Scientific classification
- Kingdom: Animalia
- Phylum: Chordata
- Class: Aves
- Order: Cuculiformes
- Family: Cuculidae
- Genus: Coccycua
- Species: C. pumila
- Binomial name: Coccycua pumila (Strickland, 1852)
- Synonyms: Coccyzus pumilus Strickland, 1852 Micrococcyx pumilus (Strickland, 1852)

= Dwarf cuckoo =

- Genus: Coccycua
- Species: pumila
- Authority: (Strickland, 1852)
- Conservation status: LC
- Synonyms: Coccyzus pumilus Strickland, 1852, Micrococcyx pumilus (Strickland, 1852)

Species of bird

The dwarf cuckoo (Coccycua pumila) is a tropical American bird species of the cuckoo family (Cuculidae).
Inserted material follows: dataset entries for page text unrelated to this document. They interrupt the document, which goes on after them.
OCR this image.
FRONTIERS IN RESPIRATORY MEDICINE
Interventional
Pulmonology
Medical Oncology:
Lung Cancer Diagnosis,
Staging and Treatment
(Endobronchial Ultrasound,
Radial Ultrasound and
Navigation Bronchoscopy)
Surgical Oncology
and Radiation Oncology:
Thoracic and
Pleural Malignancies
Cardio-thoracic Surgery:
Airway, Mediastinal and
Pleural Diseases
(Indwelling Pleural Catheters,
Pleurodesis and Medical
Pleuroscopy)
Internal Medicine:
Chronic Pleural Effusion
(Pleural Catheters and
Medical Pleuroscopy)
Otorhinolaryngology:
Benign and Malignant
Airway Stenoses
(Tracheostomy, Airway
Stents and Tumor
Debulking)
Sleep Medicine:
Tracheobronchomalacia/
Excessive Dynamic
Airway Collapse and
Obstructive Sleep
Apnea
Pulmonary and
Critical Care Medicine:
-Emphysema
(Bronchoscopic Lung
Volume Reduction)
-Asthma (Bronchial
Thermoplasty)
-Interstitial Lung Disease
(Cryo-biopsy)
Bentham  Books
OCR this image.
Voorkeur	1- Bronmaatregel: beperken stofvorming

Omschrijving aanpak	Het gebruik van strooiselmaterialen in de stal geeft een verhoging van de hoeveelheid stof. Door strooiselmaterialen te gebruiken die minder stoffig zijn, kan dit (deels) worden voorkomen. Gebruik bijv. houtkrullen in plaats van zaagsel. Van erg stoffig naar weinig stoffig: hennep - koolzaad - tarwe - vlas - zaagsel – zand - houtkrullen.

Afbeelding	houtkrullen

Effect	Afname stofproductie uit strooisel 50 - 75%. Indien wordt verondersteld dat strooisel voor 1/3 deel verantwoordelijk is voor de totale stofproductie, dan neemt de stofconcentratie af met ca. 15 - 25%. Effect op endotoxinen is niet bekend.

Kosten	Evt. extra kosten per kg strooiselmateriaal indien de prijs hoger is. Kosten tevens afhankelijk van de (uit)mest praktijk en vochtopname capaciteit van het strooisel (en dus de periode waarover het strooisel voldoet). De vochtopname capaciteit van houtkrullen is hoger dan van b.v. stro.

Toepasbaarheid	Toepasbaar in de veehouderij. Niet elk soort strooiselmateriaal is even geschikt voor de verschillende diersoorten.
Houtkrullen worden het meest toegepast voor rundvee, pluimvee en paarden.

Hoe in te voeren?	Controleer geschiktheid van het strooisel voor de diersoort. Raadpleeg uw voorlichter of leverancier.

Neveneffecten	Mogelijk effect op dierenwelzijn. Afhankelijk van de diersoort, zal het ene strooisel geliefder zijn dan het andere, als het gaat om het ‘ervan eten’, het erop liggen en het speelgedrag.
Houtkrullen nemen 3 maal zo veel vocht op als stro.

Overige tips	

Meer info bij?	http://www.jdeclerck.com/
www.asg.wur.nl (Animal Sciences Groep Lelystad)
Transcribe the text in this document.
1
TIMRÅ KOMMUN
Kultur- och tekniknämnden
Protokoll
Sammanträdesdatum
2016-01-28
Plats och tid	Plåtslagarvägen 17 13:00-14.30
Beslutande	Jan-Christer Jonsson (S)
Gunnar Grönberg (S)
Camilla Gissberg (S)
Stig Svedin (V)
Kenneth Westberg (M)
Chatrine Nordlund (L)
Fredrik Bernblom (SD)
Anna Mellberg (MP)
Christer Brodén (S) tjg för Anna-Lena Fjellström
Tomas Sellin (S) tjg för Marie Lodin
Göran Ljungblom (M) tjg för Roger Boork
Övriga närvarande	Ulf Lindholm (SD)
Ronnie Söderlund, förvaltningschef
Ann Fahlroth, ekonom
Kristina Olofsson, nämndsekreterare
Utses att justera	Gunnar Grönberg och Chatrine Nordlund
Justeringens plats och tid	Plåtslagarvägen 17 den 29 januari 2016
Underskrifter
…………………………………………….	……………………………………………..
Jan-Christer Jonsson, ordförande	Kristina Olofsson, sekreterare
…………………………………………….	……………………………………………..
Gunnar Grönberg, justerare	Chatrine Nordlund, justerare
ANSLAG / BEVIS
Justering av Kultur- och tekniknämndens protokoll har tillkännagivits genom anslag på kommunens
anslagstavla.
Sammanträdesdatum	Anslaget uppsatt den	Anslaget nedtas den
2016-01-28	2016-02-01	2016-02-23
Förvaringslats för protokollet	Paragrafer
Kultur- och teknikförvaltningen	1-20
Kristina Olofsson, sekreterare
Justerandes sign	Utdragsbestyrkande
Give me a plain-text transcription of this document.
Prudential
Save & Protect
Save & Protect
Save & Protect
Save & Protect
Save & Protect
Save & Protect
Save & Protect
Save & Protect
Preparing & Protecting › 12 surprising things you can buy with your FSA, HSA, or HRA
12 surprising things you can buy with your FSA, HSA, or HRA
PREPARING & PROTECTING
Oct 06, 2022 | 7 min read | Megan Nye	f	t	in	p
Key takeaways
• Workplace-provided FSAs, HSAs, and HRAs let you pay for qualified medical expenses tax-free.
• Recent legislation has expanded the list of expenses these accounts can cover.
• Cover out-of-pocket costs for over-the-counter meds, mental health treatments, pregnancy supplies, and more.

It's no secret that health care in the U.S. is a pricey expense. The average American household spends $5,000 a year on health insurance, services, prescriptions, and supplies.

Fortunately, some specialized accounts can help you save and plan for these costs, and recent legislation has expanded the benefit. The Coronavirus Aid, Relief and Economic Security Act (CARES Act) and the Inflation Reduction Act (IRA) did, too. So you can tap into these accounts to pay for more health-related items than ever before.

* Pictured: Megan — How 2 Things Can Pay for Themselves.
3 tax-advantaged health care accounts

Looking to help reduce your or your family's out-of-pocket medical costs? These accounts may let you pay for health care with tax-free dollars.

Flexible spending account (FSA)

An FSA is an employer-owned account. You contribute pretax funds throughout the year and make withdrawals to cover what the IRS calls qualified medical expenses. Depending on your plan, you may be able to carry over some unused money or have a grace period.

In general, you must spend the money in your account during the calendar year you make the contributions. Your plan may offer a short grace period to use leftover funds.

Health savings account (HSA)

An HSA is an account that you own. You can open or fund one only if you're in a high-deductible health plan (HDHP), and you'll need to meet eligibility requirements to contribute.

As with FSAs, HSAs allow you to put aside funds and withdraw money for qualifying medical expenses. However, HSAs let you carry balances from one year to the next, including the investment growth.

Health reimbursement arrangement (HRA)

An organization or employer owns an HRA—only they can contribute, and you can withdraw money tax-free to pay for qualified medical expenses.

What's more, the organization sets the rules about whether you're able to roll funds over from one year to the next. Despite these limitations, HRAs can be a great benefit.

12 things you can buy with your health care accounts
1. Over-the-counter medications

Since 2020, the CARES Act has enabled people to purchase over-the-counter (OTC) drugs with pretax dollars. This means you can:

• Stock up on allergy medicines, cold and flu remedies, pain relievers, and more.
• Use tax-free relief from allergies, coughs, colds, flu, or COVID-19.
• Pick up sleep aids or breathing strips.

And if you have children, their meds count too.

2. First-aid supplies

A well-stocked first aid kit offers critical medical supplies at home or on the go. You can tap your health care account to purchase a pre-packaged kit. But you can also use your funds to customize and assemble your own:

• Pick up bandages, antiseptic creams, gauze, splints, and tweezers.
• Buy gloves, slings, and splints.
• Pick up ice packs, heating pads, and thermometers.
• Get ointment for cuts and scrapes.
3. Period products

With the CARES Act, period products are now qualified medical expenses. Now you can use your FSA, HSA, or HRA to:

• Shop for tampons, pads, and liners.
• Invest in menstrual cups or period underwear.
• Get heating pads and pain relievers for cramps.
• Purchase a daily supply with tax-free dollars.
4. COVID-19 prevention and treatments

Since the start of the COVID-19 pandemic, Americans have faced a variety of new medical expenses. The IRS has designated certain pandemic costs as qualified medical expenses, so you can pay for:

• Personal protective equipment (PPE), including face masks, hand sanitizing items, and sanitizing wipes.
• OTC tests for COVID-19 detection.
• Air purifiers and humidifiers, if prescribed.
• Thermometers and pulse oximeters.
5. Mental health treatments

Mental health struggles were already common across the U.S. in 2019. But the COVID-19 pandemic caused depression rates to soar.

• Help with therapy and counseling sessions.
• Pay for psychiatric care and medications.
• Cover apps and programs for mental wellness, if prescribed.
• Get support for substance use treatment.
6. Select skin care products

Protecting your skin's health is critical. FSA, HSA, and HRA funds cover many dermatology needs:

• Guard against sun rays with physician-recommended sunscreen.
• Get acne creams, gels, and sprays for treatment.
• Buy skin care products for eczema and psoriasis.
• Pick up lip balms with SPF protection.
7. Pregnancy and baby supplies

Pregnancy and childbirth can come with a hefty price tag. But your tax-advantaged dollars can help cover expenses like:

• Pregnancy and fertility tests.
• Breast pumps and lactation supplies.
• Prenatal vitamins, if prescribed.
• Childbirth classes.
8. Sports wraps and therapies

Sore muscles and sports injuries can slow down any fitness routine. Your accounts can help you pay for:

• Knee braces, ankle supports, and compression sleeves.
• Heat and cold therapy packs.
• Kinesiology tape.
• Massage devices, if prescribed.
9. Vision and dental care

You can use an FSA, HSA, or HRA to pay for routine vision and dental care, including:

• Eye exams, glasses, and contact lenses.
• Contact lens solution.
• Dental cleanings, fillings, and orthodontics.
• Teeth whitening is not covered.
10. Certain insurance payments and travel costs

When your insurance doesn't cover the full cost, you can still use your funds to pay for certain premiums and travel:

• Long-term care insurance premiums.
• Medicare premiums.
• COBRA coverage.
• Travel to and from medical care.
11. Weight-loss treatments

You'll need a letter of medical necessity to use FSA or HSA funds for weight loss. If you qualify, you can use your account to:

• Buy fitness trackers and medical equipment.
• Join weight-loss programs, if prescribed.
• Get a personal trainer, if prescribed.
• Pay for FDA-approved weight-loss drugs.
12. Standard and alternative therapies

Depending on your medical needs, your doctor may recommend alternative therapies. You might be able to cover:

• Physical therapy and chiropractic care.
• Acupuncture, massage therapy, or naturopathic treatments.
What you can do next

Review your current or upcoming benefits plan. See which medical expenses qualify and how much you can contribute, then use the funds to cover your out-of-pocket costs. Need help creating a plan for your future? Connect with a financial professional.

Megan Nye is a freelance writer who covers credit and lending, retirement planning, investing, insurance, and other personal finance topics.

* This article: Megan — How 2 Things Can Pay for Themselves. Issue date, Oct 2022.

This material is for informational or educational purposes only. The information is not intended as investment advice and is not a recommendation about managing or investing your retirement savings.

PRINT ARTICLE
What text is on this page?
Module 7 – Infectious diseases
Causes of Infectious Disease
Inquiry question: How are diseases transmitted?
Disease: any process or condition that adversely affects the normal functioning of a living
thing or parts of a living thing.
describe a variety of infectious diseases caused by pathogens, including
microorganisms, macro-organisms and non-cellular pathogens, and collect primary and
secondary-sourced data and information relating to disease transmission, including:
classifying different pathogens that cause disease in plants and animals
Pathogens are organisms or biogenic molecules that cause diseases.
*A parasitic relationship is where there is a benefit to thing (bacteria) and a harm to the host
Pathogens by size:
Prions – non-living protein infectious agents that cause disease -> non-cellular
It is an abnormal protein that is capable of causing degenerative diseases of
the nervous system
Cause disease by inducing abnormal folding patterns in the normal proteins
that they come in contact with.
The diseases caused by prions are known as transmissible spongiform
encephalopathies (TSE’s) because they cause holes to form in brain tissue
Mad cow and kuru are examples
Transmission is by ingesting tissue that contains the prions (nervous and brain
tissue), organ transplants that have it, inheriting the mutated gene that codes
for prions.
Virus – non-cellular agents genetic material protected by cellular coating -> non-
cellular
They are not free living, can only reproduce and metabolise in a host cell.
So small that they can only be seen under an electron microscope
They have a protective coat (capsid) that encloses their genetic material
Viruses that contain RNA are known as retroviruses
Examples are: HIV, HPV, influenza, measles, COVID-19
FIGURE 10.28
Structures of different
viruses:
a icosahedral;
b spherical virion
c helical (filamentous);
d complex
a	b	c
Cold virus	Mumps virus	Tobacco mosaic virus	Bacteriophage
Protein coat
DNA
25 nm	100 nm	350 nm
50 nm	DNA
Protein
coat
It was formerly placed in the genus Coccyzus or Micrococcyx. Following the discovery that it belongs to a distinct lineage around the little cuckoo, the genus Coccycua has been reinstated for these.

It is found in Brazil, Colombia, Panama, and Venezuela. Its natural habitats are subtropical or tropical dry forest, subtropical or tropical moist lowland forest, and heavily degraded former forest.